Остаток ужина тянулся в молчании, затем мы смотрели телевизор. Все было как раньше, но совсем не так: мы сидели молча, приклеив взгляды к экрану, словно ничего более захватывающего, чем в этот понедельник, не показывали за все время существования телевидения. Я-то была уверена, что угроза подстерегает лишь меня, но, краешком глаза поглядывая на Карла, поняла, что ошибалась. Когда мы переехали сюда, у нас была абсолютно здоровая семья, но странные происшествия способны подорвать здоровье отношений так же легко, как и смерть; последние события, словно многотонная фура, сбросили их с дороги в кювет, и теперь они цеплялись за жизнь, как тяжелый больной в реанимации.

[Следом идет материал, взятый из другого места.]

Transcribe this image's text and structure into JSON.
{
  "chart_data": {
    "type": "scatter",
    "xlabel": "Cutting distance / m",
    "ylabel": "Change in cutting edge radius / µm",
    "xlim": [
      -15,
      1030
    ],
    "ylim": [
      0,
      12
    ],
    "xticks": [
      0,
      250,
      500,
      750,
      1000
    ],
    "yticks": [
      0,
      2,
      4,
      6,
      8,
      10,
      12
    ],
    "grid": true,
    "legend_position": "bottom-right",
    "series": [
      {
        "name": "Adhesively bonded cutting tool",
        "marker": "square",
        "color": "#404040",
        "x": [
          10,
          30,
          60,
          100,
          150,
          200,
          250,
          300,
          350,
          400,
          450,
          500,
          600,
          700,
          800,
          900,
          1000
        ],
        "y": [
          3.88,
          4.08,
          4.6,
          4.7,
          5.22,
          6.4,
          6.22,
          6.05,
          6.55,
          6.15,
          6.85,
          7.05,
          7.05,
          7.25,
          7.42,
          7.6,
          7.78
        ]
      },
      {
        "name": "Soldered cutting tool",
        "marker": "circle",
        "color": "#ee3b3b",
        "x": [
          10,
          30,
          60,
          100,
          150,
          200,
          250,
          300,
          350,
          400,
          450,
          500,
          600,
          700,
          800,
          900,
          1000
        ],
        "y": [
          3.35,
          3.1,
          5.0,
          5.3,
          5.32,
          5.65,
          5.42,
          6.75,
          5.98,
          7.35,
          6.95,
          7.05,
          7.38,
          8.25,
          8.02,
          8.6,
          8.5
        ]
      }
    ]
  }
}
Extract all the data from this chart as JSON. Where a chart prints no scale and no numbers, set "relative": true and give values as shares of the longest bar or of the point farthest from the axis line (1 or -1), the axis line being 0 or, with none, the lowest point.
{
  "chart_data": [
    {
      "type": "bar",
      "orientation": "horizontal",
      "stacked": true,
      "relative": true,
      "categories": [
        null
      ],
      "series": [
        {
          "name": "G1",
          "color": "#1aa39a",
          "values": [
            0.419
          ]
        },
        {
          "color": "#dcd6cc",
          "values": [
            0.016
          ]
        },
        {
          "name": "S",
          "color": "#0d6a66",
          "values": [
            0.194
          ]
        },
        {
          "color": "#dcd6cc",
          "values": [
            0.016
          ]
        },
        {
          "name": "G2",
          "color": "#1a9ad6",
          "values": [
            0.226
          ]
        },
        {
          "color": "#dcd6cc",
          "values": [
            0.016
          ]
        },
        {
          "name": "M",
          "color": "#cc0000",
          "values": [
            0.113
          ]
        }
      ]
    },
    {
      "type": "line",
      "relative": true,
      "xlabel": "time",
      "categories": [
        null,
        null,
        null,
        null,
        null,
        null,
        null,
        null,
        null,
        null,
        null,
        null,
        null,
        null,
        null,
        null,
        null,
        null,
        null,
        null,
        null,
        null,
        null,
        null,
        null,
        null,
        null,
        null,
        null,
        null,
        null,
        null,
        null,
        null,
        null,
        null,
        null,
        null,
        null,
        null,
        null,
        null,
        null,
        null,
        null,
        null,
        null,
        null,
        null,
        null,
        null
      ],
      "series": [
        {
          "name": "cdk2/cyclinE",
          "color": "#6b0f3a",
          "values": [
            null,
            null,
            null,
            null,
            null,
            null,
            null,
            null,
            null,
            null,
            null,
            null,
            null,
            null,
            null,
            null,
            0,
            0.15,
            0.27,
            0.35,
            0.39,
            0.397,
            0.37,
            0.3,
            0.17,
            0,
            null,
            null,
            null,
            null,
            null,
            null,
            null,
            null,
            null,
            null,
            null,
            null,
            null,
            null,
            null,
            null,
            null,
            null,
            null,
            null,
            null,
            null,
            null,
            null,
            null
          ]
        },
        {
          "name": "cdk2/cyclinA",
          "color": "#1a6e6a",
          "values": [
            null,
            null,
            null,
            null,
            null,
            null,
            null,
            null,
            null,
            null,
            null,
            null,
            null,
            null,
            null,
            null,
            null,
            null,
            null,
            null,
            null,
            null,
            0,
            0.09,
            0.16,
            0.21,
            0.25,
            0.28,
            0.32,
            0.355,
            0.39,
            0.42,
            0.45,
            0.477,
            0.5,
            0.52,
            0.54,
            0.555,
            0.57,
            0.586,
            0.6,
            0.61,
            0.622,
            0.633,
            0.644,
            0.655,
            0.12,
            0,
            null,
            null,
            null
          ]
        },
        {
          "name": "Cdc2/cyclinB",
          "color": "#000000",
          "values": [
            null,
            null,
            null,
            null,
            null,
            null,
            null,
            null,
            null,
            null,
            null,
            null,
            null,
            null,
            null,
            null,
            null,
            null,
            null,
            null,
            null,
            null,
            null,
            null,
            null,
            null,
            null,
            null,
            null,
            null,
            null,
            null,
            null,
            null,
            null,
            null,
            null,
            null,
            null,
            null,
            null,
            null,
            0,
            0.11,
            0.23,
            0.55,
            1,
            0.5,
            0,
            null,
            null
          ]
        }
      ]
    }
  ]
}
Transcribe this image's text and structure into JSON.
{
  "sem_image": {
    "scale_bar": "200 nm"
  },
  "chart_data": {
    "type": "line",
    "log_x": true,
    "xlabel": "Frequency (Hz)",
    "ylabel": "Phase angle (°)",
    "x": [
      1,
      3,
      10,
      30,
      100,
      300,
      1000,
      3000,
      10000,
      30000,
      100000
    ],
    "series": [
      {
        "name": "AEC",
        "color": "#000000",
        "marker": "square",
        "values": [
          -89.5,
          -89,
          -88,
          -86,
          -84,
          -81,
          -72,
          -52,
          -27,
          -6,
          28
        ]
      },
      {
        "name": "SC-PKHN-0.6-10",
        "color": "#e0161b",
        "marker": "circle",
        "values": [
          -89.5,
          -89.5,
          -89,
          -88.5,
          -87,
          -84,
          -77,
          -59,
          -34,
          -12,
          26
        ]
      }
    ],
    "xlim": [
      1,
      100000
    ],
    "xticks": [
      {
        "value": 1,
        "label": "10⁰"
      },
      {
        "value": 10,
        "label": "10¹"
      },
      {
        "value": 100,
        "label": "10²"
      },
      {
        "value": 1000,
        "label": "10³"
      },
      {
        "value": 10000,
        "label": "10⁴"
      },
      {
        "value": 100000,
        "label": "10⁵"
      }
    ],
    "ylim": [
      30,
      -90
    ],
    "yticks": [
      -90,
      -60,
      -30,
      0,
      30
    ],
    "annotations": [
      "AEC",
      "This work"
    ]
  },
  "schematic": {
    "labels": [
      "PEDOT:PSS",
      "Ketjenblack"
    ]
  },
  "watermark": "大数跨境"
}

Все еще можно восстановить, в отчаянии убеждала я себя. Нужно лишь отыскать разумное толкование этих событий, их рациональное объяснение и подтверждение моей правоты. Однако я понимала, что если здоровью нашей семьи и суждено восстановиться, то это должно произойти как можно быстрее. Иначе будет поздно. В недалеком будущем напряженность и взаимное недоверие окончательно разрушат наш брак. С каждым днем я чувствовала, как мы все больше отдаляемся друг от друга, и настанет день, когда мы вообще перестанем слышать друг друга, даже если будем кричать во все горло.

Я смотрела на Карла, когда была уверена, что он не замечает моего взгляда, смотрела на темные очертания его профиля. Внешне он был спокоен, но в душе, я знала, переживал не меньше моего. А иногда чувствовала на себе его взгляд и гадала — о чем думает он и что представляет себе, глядя на мое лицо?

Поздно вечером, лежа в постели, я слышала, как он чистит в ванной зубы, затем свет в ванной комнате погас, и на пороге спальни я увидела его силуэт, освещенный пепельно-бледным лунным светом. Он лег в постель. Не говоря ни слова, мы придвинулись друг к другу, интуитивно почувствовав, что сейчас необходимо каждому из нас. Это была скорее безысходность, чем страсть, стремление быть вместе — не важно, как и во имя чего. Сам по себе секс хорош, но недостаточен, — лейкопластырь вместо хирургических ниток, слабое лекарство для полного выздоровления. Удовольствие было поверхностным, безликим. Мы любили друг друга на семейном ложе, а ощущали себя чужими людьми.